Dr. YouTube, or How I Learned to Stop Worrying (About Failure) and Love My Viral Video

Screen Shot 2014-01-10 at 3.36.21 PM

Anish Kapoor and Friends, “Gangnam for Freedom” (video still), 2012.

Lately, I have been contemplating the perceived crisis in the current global art scene and its relationship to contemporary cultural production. Clearly, there are straightforward explanations for this crisis, given the ongoing economic situation, and we may choose to leave it at that. But what is an economic downturn other than the failure of will that sustains the illusion of an economic basis to life? What is failing here is the illusion of a life defined by money that counts, that is, by money circulating in fiscal routes considered respectable by law-abiding middle-class citizens. Yet life goes on despite economic downturns and so do myriad economies beyond the threshold of respectable money. In a sense, it could be argued that the downturn and its attendant effects on the art scene are nothing but a failure of our imaginations to encompass the economically unthinkable: informal, Asian, Third World, and Islamic economies, to name a few. But first of all is the failure to imagine the life forms that make such economies possible in continuum with the middle-class consensus on cultural respectability.

Thinking along such lines, I have been fascinated by the phenomenon of YouTube viral videos. What might these videos tell us about the current sense of failure in the art world that is now broadly debated? Despite the visibility of their success, there remains something informal, underground, and even piratical about these videos. In searching to define their subliminal quality, we might consider their formal similarity to the sense of mystery elicited by flash mobs: a mysteriously active public, a babbling silent majority, revealed to be residing in our midst.

But beyond the mystery of human expression emerging from unknown basements around the world, the general content of successfully viral videos marks them with a sense of contraband, albeit in a cultural sense. On the whole, their success depends on a strong sense of parody, the uncanny, and slapstick. These terms each evoke a sense of an imperfect and unreliable double—a travesty or failure, even—of a somber and respectable reality. One of the most viral of all such videos is a 56-second absurdist clip called Charlie bit my finger—again! To date, it’s been viewed an astonishing 635,734,587 times. It features a little boy bemoaning having had his finger bitten by his baby brother, despite having placed his finger in his brother’s mouth as part of their game; as we know, such games rarely end well. Contributing to the viral nature of this video is a celebration of the banal transformed into the extraordinary, right up the point of failure.

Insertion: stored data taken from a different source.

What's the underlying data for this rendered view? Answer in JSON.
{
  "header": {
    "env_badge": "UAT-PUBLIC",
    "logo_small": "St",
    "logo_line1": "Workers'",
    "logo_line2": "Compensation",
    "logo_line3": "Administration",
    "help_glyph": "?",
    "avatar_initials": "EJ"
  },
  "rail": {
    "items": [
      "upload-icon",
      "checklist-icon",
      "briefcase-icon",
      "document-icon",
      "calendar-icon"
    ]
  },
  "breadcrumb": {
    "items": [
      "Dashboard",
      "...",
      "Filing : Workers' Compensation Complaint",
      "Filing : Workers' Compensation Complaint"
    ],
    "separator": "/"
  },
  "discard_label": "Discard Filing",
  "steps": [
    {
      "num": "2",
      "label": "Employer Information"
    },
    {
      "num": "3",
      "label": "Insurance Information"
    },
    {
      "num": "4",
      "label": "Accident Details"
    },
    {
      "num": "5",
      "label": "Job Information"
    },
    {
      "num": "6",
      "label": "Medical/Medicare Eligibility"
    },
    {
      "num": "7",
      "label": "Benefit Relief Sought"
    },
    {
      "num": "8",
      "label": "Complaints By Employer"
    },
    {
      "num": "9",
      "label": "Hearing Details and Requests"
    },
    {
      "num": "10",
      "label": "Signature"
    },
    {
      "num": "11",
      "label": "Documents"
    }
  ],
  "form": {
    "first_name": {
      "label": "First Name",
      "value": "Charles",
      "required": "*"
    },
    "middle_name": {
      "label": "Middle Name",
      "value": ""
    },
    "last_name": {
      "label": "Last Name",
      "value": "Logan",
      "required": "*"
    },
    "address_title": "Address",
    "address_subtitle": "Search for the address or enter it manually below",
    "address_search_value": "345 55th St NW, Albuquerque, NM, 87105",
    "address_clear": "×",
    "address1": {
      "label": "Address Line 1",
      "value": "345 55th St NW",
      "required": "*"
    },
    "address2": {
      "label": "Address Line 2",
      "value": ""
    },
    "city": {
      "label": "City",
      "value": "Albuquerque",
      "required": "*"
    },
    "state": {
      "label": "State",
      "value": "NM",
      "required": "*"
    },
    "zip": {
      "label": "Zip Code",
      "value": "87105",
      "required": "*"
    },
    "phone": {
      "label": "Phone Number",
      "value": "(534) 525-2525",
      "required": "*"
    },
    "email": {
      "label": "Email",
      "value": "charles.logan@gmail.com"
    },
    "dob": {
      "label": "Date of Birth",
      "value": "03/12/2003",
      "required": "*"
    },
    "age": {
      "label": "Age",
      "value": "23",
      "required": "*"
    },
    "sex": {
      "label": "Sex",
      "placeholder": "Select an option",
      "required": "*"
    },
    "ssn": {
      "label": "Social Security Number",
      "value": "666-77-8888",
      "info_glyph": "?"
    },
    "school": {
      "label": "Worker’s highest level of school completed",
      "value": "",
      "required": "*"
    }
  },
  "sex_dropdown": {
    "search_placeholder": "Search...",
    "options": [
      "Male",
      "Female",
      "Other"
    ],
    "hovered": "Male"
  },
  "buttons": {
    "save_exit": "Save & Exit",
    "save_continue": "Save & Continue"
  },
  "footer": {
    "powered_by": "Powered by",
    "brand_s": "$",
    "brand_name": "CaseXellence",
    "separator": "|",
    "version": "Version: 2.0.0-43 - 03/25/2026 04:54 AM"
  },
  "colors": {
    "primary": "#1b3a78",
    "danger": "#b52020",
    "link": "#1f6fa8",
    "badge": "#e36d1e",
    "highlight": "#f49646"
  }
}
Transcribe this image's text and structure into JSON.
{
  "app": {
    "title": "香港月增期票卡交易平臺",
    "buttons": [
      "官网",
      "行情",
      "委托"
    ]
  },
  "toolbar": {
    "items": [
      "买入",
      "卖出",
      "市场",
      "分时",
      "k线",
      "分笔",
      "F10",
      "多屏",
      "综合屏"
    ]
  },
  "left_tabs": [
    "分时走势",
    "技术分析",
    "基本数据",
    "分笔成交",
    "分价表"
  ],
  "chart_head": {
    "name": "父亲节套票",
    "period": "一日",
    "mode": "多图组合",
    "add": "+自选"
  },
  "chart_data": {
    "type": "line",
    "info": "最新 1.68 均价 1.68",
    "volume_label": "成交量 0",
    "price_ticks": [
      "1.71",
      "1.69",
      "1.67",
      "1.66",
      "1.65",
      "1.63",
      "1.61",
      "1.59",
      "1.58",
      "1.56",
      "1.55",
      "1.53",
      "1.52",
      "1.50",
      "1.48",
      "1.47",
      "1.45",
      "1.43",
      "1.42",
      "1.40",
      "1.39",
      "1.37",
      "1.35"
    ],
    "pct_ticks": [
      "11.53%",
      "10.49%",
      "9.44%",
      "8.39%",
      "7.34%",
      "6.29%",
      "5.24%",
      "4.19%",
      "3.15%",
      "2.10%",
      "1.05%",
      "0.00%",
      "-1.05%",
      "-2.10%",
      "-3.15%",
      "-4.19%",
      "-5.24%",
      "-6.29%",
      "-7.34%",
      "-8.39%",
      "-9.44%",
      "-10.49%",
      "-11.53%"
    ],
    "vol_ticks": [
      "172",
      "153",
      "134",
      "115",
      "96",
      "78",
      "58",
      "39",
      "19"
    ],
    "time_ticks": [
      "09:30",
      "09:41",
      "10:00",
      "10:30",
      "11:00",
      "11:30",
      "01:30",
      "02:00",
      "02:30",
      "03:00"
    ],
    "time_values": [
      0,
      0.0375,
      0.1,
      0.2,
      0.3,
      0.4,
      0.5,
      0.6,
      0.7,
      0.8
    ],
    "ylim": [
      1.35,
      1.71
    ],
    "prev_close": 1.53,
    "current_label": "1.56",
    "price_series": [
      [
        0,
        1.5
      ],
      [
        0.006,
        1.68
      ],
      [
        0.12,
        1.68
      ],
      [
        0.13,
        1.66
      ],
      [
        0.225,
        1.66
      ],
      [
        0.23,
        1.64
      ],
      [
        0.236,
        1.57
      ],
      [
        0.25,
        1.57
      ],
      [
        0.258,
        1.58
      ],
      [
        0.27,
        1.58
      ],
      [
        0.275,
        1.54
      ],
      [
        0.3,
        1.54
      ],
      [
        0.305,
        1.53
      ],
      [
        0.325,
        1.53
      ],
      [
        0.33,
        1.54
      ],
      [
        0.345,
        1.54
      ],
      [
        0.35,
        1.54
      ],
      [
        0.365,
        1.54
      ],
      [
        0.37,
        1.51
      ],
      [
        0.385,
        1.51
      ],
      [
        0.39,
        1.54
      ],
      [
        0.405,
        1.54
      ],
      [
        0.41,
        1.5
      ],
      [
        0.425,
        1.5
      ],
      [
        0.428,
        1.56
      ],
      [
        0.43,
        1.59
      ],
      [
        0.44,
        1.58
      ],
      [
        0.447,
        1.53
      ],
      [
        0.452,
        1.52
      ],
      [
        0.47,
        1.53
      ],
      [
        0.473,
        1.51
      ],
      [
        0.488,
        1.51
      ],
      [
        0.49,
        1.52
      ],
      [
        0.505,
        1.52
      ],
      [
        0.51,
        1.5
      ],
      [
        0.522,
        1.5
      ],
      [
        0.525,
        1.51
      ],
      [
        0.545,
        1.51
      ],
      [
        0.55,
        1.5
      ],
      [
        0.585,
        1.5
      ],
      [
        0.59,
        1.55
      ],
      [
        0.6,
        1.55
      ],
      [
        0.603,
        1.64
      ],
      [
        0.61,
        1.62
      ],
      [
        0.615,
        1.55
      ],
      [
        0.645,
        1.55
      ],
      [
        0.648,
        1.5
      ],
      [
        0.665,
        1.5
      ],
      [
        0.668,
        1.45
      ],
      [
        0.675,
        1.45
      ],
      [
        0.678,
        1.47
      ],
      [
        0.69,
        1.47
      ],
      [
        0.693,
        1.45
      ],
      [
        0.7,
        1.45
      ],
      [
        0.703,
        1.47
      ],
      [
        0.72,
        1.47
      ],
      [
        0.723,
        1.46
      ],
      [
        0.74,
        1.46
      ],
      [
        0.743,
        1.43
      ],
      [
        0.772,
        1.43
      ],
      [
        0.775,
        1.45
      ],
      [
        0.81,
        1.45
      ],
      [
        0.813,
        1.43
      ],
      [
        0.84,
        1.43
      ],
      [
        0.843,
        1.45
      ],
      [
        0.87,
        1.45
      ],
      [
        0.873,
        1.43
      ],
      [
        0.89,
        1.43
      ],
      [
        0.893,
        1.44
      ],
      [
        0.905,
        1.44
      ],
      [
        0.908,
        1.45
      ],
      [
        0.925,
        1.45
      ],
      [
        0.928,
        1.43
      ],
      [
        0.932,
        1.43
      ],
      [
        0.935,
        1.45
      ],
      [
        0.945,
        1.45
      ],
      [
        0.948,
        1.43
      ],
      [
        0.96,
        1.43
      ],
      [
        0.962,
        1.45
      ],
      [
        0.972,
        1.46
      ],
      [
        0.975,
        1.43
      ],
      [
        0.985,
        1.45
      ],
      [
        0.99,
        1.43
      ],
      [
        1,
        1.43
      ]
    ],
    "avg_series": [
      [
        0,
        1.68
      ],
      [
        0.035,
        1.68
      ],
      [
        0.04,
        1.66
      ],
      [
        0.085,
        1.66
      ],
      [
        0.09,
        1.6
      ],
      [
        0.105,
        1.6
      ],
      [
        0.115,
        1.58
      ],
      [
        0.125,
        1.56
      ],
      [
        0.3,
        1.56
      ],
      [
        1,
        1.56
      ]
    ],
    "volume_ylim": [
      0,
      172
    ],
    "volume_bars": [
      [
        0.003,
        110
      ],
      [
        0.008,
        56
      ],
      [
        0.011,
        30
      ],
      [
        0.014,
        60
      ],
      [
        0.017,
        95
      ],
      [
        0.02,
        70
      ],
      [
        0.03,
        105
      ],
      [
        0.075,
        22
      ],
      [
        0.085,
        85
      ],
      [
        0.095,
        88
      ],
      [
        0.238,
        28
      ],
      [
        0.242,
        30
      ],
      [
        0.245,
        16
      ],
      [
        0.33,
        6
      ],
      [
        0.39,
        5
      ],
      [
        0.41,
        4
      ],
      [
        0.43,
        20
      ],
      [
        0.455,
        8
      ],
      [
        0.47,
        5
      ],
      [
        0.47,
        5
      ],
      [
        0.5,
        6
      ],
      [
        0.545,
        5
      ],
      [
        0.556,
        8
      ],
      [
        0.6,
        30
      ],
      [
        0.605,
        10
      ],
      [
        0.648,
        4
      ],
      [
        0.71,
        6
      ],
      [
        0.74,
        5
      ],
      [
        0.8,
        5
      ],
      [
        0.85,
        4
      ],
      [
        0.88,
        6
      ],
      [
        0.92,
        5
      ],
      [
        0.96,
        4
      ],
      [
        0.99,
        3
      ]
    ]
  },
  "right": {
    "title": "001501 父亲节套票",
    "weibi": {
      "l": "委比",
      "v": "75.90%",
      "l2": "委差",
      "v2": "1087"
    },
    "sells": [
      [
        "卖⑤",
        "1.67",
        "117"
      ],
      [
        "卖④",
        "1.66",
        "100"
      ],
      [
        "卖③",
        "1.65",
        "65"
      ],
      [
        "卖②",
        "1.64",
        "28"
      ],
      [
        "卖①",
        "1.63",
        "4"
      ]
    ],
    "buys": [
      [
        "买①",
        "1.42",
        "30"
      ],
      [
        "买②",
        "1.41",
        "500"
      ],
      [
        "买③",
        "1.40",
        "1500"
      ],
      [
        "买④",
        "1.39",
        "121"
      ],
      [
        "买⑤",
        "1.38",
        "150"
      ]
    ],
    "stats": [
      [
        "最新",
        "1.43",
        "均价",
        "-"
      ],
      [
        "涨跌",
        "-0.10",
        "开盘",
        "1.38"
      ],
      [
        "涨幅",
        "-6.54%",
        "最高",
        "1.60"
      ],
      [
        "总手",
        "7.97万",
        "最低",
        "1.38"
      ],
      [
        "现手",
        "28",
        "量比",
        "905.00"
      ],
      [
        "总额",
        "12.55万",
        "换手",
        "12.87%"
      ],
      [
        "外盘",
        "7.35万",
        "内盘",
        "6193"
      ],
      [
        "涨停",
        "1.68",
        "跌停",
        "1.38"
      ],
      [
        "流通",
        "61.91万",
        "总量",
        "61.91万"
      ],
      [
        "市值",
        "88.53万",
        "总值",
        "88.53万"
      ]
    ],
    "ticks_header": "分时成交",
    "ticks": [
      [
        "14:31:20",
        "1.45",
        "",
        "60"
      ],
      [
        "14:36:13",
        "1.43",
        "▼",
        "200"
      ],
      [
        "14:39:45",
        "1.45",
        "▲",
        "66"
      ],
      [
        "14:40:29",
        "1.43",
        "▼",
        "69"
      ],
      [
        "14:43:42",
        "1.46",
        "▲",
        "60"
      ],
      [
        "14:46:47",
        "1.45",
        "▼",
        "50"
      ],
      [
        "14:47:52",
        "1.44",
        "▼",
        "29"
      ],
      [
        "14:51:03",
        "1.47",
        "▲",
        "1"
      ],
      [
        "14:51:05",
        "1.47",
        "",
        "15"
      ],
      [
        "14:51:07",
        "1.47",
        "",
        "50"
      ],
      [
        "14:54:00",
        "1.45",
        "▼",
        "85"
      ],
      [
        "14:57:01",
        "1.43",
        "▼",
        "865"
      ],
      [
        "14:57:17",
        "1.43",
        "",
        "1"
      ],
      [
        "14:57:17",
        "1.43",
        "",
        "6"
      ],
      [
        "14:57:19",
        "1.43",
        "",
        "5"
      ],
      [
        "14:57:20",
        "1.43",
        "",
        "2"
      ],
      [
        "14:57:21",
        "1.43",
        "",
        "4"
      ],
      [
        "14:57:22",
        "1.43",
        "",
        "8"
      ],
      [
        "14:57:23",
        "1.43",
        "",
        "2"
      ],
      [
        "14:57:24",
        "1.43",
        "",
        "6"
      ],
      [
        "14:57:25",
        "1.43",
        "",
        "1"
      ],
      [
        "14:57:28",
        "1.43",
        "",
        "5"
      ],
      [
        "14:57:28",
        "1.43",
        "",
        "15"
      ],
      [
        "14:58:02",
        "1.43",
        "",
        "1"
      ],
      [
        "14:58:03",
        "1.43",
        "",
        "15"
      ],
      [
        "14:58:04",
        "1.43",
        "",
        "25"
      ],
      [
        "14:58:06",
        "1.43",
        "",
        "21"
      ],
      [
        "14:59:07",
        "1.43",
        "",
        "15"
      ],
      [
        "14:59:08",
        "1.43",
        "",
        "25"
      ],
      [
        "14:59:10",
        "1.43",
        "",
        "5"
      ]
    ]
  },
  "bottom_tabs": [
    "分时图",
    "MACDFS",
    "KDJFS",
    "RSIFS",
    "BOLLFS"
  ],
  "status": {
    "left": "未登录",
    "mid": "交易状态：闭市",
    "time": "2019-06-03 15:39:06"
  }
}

What does this have to do with thinking about failure in the context of the contemporary art scene? Inasmuch as slapstick points towards the absurdist underpinnings of life, there is undoubtedly a subversive mocking of the aesthetic frameworks of taste that mark middle-class respectability in art and entertainment. One would miss the point if one did not detect a rebuff of the respectable, the respectability that underpins the institution of Art, which contributes substantially to the viral success of the videos. If we presume that the publics responsible for YouTube uploads becoming viral are substantially the same publics that contemporary art seeks to reach, then the viral scale of such uploads is troublesome news for the latter. No wonder Art, with its mind-bending intellectual pyrotechnics of the avant-garde, or the misery-evoking textures of politically correct art, is failing. It is proving to be too exclusive and high-minded for a world defined in the main by people who just want to have a silly laugh at the end of a hard working day. The very informality of the YouTube viral video threatens to upend the formality of contemporary art.

One of the possible reasons why the tenets of contemporary art might seem to be at cross-purposes with the aesthetics of the absurdist viral video is that the dry rationalism underlying contemporary art might too readily remind today’s publics of the dry rationalism of a surveillance-ridden life. Both require sensory alertness on our part to live within their parameters. In short, the surveillance superego that haunts people in today’s workplaces is perhaps not so distinct from the intellectual superego that pervades contemporary art. Mocking the respectable can address both art and labor at once. Contemporary art might do well to take this into account when considering its perceived failure in times of unprecedented global prosperity.